Getting closer to the stars, last December, Japanese fashion magnate Yusaku Maezawa, his producer Yozo Hirano, and Russian cosmonaut Alexander Misurkin returned safely to Earth in a Russian Soyuz capsule after having spent 12 days on the International Space Station at a round-trip cost in the ballpark of $80 million.
And for those on a more modest budget, Virgin Galactic is offering 90-minute space flights, commencing in Q4 this year, at $450,000 a pop.

"Demand for space travel is strong, and we've been selling seats ahead of the pace we had planned," says Michael Colglazier, CEO of Virgin Galactic, in a statement. The company claims that approximately 700 seats have been sold to date.

But with the high cost of access to space, the market is, at least for now, seen as the exclusive preserve of the super affluent.
"Space tourism is still an emerging area and is very much a billionaire's turf," John H. Schmidt, global aerospace and defense industry lead at Accenture, commented. "While space tourism will likely ramp up, it will take considerable time until costs dramatically drop to reach a far broader audience of passengers than the billionaire-set."
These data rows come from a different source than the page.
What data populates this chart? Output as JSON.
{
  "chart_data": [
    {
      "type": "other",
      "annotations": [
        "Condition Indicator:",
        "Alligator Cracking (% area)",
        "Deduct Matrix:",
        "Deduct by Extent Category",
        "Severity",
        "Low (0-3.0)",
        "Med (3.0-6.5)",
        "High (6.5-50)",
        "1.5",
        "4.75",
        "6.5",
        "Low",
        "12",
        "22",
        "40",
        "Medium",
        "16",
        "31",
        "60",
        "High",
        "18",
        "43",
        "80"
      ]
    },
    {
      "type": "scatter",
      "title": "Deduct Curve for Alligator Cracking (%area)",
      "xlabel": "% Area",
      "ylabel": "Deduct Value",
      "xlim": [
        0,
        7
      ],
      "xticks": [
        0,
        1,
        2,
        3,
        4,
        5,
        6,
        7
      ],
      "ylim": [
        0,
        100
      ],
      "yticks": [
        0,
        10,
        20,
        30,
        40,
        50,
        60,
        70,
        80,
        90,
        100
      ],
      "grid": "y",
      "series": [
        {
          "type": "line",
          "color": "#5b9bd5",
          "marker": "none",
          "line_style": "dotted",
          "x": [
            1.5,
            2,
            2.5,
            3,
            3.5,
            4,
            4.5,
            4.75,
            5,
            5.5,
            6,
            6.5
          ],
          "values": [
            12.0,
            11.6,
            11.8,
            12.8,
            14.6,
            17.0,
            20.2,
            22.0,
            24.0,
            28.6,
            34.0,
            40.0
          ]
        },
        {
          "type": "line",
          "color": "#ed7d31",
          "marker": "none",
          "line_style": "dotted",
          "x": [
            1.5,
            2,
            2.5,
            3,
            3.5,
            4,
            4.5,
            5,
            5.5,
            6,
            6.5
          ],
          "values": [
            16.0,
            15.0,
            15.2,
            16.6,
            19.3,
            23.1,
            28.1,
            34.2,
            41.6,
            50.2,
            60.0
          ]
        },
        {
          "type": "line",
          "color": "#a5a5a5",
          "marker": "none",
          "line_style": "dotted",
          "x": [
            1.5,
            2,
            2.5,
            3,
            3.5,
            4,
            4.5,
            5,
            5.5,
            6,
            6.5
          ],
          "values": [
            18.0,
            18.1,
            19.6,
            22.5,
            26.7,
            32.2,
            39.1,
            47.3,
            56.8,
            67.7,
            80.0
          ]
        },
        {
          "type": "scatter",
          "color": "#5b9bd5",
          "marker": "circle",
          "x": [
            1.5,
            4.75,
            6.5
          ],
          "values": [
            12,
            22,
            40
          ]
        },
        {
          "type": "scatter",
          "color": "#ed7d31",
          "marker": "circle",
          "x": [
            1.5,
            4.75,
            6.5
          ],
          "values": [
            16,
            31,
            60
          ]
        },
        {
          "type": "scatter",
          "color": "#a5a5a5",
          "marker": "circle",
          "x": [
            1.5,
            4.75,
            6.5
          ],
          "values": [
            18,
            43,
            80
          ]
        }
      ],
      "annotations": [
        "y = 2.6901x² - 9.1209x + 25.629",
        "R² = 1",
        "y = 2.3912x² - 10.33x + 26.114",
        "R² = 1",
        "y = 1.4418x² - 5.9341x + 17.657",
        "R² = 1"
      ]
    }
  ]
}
China gears up for hypersonic passenger flights
And that's where China comes into the picture, with its demonstrable knack for identifying and formulating a scaled-up response to new market opportunities, and driving down prices for consumers.
China is already a significant player in space, with a nationally sponsored road map that supports a spectrum of initiatives, including satellite technologies, moon and Mars landings, interplanetary voyages and deep space exploration.

In a white paper published by the State Council Information Office, China outlines its plans for bolstering its space economy objectives, and these include high-speed transporting of humans.
With space tourism's lucrative potential, it's hardly surprising that China has been ramping up resources and facilities to enable advancement of its own space plane proposition.

In March 2018, for example, China revealed that it was building a 265-meter-long wind tunnel, which can be used to test scale model hypersonic aircraft prototypes at speeds of up to Mach 25 (30,625 kph) at China's State Key Laboratory of High Temperature Gas Dynamics of the Chinese Academy of Sciences.

"Hypersonic aircraft may be on the horizon, but we're still at a very early stage. One of the big challenges is that this area requires rare skills. Governments are investing in research and pilot projects to explore what's possible and develop the skills to someday build production hypersonic aircraft," says Accenture's Schmidt.